Only a handful of studies on the mechanism of HCC-NCL exist, and the available studies mainly involve basic research on NAFLD/NASH-related HCC. For example, hepatic 8-hydroxy-2′-deoxyguanosine (8-OHdG) content may serve as a marker of oxidative stress and could be a particularly useful predictor of NASH-related HCC [79]. In human NAFLD-related HCC, squalene epoxidase (SQLE) is overexpressed, and its expression is associated with poor patient outcomes [80]. Activation of apoptosis inhibitor of macrophage (AIM), which usually is associated with IgM pentamers in blood, is a sensitive diagnostic marker for NASH-related HCC [81]. Mutations in the telomerase reverse transcriptase (TERT) promoter and chromosome 8p loss are characteristics of NAFLD-related HCC [82]. Apoptosis antagonizing transcription factor (AATF) also offers a potential target for therapeutic intervention of NAFLD-related HCC [83]. Furthermore, the PNPLA3 rs738409 C>G polymorphism is associated with a high risk of advanced NAFLD-related HCC [84]. Caveolin (CAV)-1 is also overexpressed in clinical specimens from patients with NAFLD-related HCC and is a potential therapeutic target in these patients [85]. MicroRNA (miR)-21 plays a causative role in NAFLD and HCC via modulation of the HBP1-p53-Srebp1c pathway in vivo and in vitro [86]. Histone deacetylase (HDAC)-8 promotes insulin resistance and β-catenin activation in NAFLD-related HCC and offers a novel epigenetic target to prevent or treat HCC in obese patients [87]. p62 potentially represents a critical pathophysiological factor in NAFLD-related HCC [88]. Cisd2 interacts with Serca2b to regulate Ca2+ homeostasis in hepatocytes, and Cisd2 haploinsufficiency induces NAFLD/NASH and promotes HCC development [89].
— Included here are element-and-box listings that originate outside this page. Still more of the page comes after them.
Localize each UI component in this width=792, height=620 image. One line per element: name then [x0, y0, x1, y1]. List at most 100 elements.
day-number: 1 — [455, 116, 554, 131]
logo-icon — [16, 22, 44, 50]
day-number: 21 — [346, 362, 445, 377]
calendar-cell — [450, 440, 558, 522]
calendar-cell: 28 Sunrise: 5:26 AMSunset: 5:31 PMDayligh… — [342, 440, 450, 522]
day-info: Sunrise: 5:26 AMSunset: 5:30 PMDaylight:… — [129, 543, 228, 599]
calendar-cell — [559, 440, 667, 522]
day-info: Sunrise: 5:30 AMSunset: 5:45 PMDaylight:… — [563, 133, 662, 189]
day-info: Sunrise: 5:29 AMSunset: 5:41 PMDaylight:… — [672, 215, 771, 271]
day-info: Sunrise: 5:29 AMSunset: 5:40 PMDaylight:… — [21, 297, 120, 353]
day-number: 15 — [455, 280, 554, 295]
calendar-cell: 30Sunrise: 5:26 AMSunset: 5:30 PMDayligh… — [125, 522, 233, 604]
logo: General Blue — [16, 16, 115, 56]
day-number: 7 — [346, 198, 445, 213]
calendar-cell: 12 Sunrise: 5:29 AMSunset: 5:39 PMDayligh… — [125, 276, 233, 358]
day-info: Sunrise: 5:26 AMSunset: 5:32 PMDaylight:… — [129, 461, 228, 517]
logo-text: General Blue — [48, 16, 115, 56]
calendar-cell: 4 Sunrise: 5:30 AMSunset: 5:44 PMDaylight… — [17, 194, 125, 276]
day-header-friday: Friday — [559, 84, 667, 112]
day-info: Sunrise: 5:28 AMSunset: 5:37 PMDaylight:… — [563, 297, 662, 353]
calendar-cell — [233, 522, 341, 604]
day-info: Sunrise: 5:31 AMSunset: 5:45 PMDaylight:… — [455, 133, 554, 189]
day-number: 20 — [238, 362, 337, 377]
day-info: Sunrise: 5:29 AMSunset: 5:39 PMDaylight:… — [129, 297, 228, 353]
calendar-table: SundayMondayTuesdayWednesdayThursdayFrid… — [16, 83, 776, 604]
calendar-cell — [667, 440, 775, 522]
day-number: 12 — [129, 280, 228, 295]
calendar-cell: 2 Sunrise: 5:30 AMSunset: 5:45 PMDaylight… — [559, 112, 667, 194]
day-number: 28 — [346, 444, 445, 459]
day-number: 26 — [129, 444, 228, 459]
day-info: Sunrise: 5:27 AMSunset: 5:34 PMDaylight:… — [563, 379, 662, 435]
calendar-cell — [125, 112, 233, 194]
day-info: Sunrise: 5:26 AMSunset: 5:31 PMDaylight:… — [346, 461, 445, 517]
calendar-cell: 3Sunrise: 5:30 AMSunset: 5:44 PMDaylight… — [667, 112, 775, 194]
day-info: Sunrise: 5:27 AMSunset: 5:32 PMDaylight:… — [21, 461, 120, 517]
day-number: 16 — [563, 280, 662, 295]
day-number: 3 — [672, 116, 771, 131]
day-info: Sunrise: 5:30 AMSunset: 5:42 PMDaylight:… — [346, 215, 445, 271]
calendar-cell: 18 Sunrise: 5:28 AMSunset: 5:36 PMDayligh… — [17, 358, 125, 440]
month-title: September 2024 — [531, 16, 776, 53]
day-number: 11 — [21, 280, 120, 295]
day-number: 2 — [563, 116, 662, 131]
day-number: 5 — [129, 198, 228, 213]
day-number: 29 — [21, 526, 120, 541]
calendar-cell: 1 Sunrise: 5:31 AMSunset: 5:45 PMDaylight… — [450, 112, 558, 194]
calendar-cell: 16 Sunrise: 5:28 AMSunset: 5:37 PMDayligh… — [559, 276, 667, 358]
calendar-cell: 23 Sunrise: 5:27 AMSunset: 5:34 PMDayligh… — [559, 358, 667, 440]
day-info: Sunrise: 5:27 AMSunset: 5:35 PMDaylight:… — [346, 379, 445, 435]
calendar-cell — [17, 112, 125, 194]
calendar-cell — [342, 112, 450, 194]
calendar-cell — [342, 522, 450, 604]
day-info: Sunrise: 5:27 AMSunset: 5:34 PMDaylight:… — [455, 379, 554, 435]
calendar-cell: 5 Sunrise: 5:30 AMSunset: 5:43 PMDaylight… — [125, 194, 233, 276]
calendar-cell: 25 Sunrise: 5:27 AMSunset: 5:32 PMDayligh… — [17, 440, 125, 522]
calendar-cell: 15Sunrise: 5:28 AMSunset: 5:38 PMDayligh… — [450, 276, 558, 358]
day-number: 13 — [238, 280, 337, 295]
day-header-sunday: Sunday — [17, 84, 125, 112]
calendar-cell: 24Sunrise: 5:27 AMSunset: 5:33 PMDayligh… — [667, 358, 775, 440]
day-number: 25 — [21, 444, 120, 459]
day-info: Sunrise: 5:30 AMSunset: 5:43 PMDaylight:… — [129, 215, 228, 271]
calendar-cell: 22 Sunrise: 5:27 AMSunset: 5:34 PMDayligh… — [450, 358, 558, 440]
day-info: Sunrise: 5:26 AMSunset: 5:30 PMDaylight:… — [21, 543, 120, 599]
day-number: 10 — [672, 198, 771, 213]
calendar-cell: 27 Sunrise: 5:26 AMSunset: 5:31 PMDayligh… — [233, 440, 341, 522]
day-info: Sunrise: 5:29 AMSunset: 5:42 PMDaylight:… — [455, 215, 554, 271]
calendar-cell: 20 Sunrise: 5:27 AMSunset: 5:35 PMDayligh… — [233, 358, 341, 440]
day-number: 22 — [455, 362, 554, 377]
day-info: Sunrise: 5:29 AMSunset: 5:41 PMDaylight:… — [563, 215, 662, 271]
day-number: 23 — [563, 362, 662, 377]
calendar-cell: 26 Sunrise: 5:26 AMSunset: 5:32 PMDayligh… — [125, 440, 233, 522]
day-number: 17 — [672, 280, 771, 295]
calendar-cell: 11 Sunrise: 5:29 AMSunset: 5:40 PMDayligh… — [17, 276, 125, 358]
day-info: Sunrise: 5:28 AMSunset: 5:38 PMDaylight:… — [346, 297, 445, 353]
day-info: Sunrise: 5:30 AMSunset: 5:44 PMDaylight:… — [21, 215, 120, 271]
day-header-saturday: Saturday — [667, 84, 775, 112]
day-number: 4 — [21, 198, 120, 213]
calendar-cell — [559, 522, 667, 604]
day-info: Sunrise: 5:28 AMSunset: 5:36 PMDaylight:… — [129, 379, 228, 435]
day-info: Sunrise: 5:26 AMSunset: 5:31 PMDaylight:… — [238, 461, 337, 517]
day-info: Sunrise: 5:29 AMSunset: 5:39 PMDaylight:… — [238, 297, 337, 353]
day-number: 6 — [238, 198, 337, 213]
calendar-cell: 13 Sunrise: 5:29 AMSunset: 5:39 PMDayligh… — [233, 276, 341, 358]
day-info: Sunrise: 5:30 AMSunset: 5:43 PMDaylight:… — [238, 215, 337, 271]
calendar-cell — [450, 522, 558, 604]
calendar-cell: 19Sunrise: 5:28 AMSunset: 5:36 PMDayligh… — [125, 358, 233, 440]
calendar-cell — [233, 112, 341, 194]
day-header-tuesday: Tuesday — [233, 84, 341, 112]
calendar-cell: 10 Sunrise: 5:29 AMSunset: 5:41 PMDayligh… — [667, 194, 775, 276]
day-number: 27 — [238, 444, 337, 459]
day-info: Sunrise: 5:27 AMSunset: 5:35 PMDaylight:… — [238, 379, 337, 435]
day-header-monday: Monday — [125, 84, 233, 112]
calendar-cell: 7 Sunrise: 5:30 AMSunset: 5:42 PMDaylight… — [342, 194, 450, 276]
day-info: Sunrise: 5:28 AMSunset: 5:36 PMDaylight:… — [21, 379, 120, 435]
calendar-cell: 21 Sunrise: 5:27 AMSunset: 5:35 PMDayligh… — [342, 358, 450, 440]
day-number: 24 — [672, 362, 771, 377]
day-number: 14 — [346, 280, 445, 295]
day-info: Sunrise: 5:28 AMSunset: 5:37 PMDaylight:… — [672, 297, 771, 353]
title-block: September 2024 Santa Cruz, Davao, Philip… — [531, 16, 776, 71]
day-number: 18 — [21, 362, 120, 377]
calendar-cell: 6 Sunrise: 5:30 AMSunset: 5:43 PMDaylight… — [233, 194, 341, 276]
Nevertheless, it is crucial to find a specific marker to detect HCC-NCL in patients. Certain noninvasive tests and biomarkers may help screen and monitor HCC-NCL. For example, immunohistochemical markers such as CD34, cytokeratin (CK)-7, CK19, phosphatidylinositol proteoglycan 3 (GPC-3), glutamine synthase, and β-catenin may help in the diagnosis and prediction of HCC-NCL [90-92]. In recent years, some studies have found that the level of activity regulator of SIRT1 (AROS) is significantly correlated with tumor size, tumor diversity, vascular invasion, and tumor differentiation, as well as disease-free survival rate, and can be used as a marker for the detection of HCC-NCL [93]. MiRs are 18–25 nucleotide noncoding RNAs that can regulate gene expression [94]. For example, the levels of miR-24 and miR-27a in HCC-CL are significantly reduced, while miR-21 levels are generally increased in HCC-NCL [95]. A Chinese study noted that increased hsa-miR-1296 and hsa-miR-149 expression, as well as TNM stages, were risk factors of HCC-NCL, whereas increased hsa-miR-23c expression was associated with improved survival in patients with HCC-NCL. High expression of hsa-mir-149 was found to be an independent risk factor for prognosis in HCC-NCL [94]. Relative telomere length (RTL) in circulating cell-free serum DNA is significantly correlated with HCC risk and may be a new noninvasive biomarker of HCC-NCL in the presence of HBV infection [96]. Italian researchers have found that the T allele of membrane-bound O-acyl transferase (MBOAT)-7 at rs641738 can reduce the expression of MBOAT 7, resulting in an increased prevalence of HCC-NCL. These authors used this noninvasive biomarker to detect NAFLD-related HCC-NCL [97]. Furthermore, contrast-enhanced magnetic resonance imaging (MRI) monitoring is also applicable for patients with vascular liver disease associated with HCC-NCL [98,99].

Conclusions

The number of patients with NAFLD has dramatically increased, and the prevalence of NAFLD-related HCC has also increased. HCC-NCL is becoming a major public health challenge due to the lack of specific monitoring tools, which limits the possibility of treatment due to delayed diagnosis. At present, there is no relevant guideline for its diagnosis and treatment. Thus, for the general population, the best and only possible effective strategy is prevention. Therefore, public awareness of this disease should be advocated to achieve effective prevention.